Three of the six meatloaves have already made their way into the trash — one burnt to a near unrecognizable char and another two were inedible thanks to my not-so-successful flavor experimentations. I’ve given the best two of the batch to our neighbor, Mr. Zapata, to take to his church’s Hungry Helpings program. The remaining meatloaf, which is passable but nothing to write home about, is in the fridge. Zoey and I will be eating meatloaf for breakfast, lunch, and dinner this week.
I survey the progress I’ve made so far.
Over the four years my roommate Zoey and I have lived here in this little apartment on Keswick Street, I’ve accumulated enough cookware to outfit a small restaurant. Roughly half of it is piled into the sink or sitting on the countertop, filled with water as the crusty bits soak.
Zoey would say I had a lot of stress to work out — but I just need something to do with my hands when I’m thinking through programming problems. The final layer of heuristics for the security software I’ve created is giving me a hard time, which means I’ve ended up in the kitchen a lot lately. There was a crazy good sale on ground beef at the store this week, so I went to town with making meatloaf.
I have all the spices back in their respective places in the cabinets, and I’m scrubbing at the drizzles of egg white which have dried into a hard shellac on the countertop when the apartment door opens and closes. Our apartment is small enough that I can hear the telltale clicking of the lock even from our bathroom, cluing me in whenever Zoey comes home from her shift at the hospital. She bounces into the apartment in pale pink scrubs, dropping her purse and grocery bags on the only two feet of counter I’ve scrubbed clean so far.

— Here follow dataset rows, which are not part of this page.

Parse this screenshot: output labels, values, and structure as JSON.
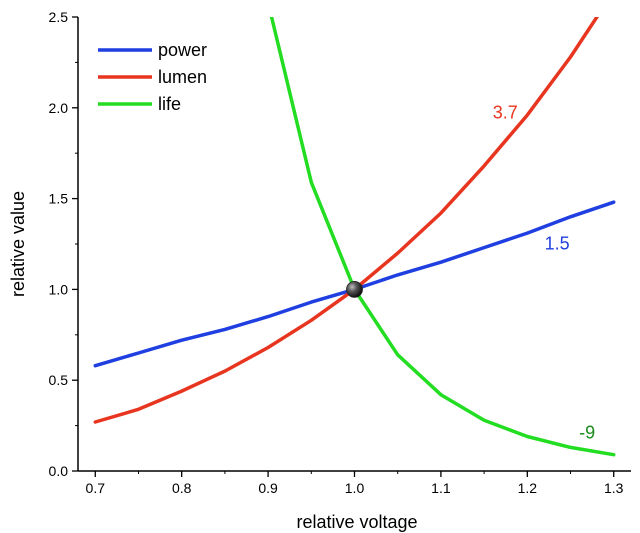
{
  "chart_data": {
    "type": "line",
    "xlabel": "relative voltage",
    "ylabel": "relative value",
    "xlim": [
      0.68,
      1.32
    ],
    "ylim": [
      0.0,
      2.5
    ],
    "x_ticks": [
      "0.7",
      "0.8",
      "0.9",
      "1.0",
      "1.1",
      "1.2",
      "1.3"
    ],
    "y_ticks": [
      "0.0",
      "0.5",
      "1.0",
      "1.5",
      "2.0",
      "2.5"
    ],
    "x_tick_values": [
      0.7,
      0.8,
      0.9,
      1.0,
      1.1,
      1.2,
      1.3
    ],
    "y_tick_values": [
      0.0,
      0.5,
      1.0,
      1.5,
      2.0,
      2.5
    ],
    "grid": false,
    "legend_position": "top-left",
    "series": [
      {
        "name": "power",
        "color": "#1f3fe0",
        "exponent": 1.5,
        "x": [
          0.7,
          0.75,
          0.8,
          0.85,
          0.9,
          0.95,
          1.0,
          1.05,
          1.1,
          1.15,
          1.2,
          1.25,
          1.3
        ],
        "y": [
          0.58,
          0.65,
          0.72,
          0.78,
          0.85,
          0.93,
          1.0,
          1.08,
          1.15,
          1.23,
          1.31,
          1.4,
          1.48
        ]
      },
      {
        "name": "lumen",
        "color": "#e8351f",
        "exponent": 3.7,
        "x": [
          0.7,
          0.75,
          0.8,
          0.85,
          0.9,
          0.95,
          1.0,
          1.05,
          1.1,
          1.15,
          1.2,
          1.25,
          1.3
        ],
        "y": [
          0.27,
          0.34,
          0.44,
          0.55,
          0.68,
          0.83,
          1.0,
          1.2,
          1.42,
          1.68,
          1.96,
          2.28,
          2.64
        ]
      },
      {
        "name": "life",
        "color": "#22dd22",
        "exponent": -9,
        "x": [
          0.9,
          0.95,
          1.0,
          1.05,
          1.1,
          1.15,
          1.2,
          1.25,
          1.3
        ],
        "y": [
          2.58,
          1.59,
          1.0,
          0.64,
          0.42,
          0.28,
          0.19,
          0.13,
          0.09
        ]
      }
    ],
    "annotations": [
      {
        "text": "3.7",
        "x": 1.16,
        "y": 1.94,
        "color": "#e8351f"
      },
      {
        "text": "1.5",
        "x": 1.22,
        "y": 1.22,
        "color": "#1f3fe0"
      },
      {
        "text": "-9",
        "x": 1.26,
        "y": 0.18,
        "color": "#1a8a1a"
      }
    ],
    "marker_point": {
      "x": 1.0,
      "y": 1.0
    }
  }
}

“Look! You have mail! You never have mail.”
I straighten my back with a wince, not realizing how hunched over I’ve been for the last hour. “Well, Zoey, this thing called the internet was invented back in the last century, and I know you’re slow to pick up on modern trends, but now days you can have your bills sent to you online, and there’s this nifty new way to communicate with people called email — you don’t even need a stamp. I should tell you about Facebook and Instagram sometime.”
She waves me off. “Yeah, yeah, maybe one day I’ll let you teach me all about that crazy futuristic stuff. But this—” she thwaps me on the forehead with a large, black envelope “—is not just any mail. Check it out!”

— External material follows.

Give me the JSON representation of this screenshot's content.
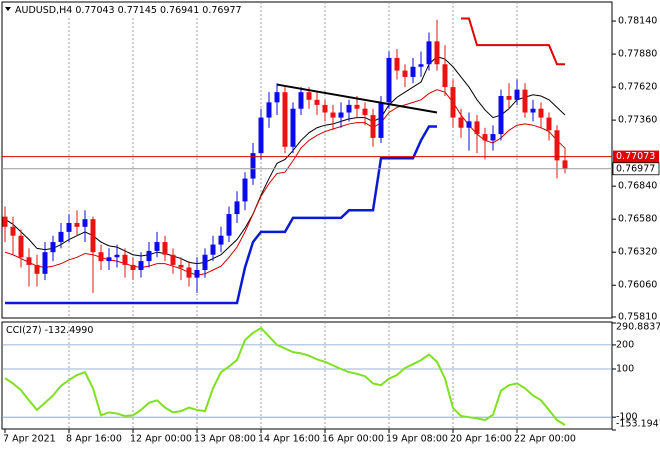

Now she has my attention. I take hold of the envelope. There is no To or From address, simply one line in gold lettering scroll. Selsford Institute Technology of Tomorrow Gala. My heart skips, stutters a beat, and begins to race. Dropping my scrub pad, I brush back a lock of hair that’s come out of my ponytail and tuck it behind my ear. I don’t dare to open it yet. I flip it over, inspecting the back, and still see no address for the postman. This envelope was hand delivered.
“How did you get this? There’s no address?”
My roommate kicks out of her Dansko Clogs with a sigh of relief. “It was in our mailbox.”
“But who put it there?”
“Who cares?” Zoey is staring at me with wide eyes. “This is the thingy, the event you’ve talked about, isn’t it?”
I nod, dumbfounded.
She squeals in delight and claps her hands together. “Are you going to open it?”
Part of me doesn’t want to. Part of me just wants to put it on a shelf, in a display frame, all nice and pretty. Since its inaugural conception, the SI Technology of Tomorrow Gala has been attended by only the most prestigious heads of industry and carefully selected up-and-coming innovators. It’s the kind of event that launches careers. Members vote on each and every invitation. How one of the famous black envelopes landed in my mailbox is a mystery.
I eyeball the soaking pans. “Well, it’s probably safe to assume they aren’t requesting my catering services, right?”
“Oh my God, open it already!” she squeals.
“Don’t get too excited; it’s probably a mistake. Or they’re doing some kind of charity fundraiser this year and want donations.”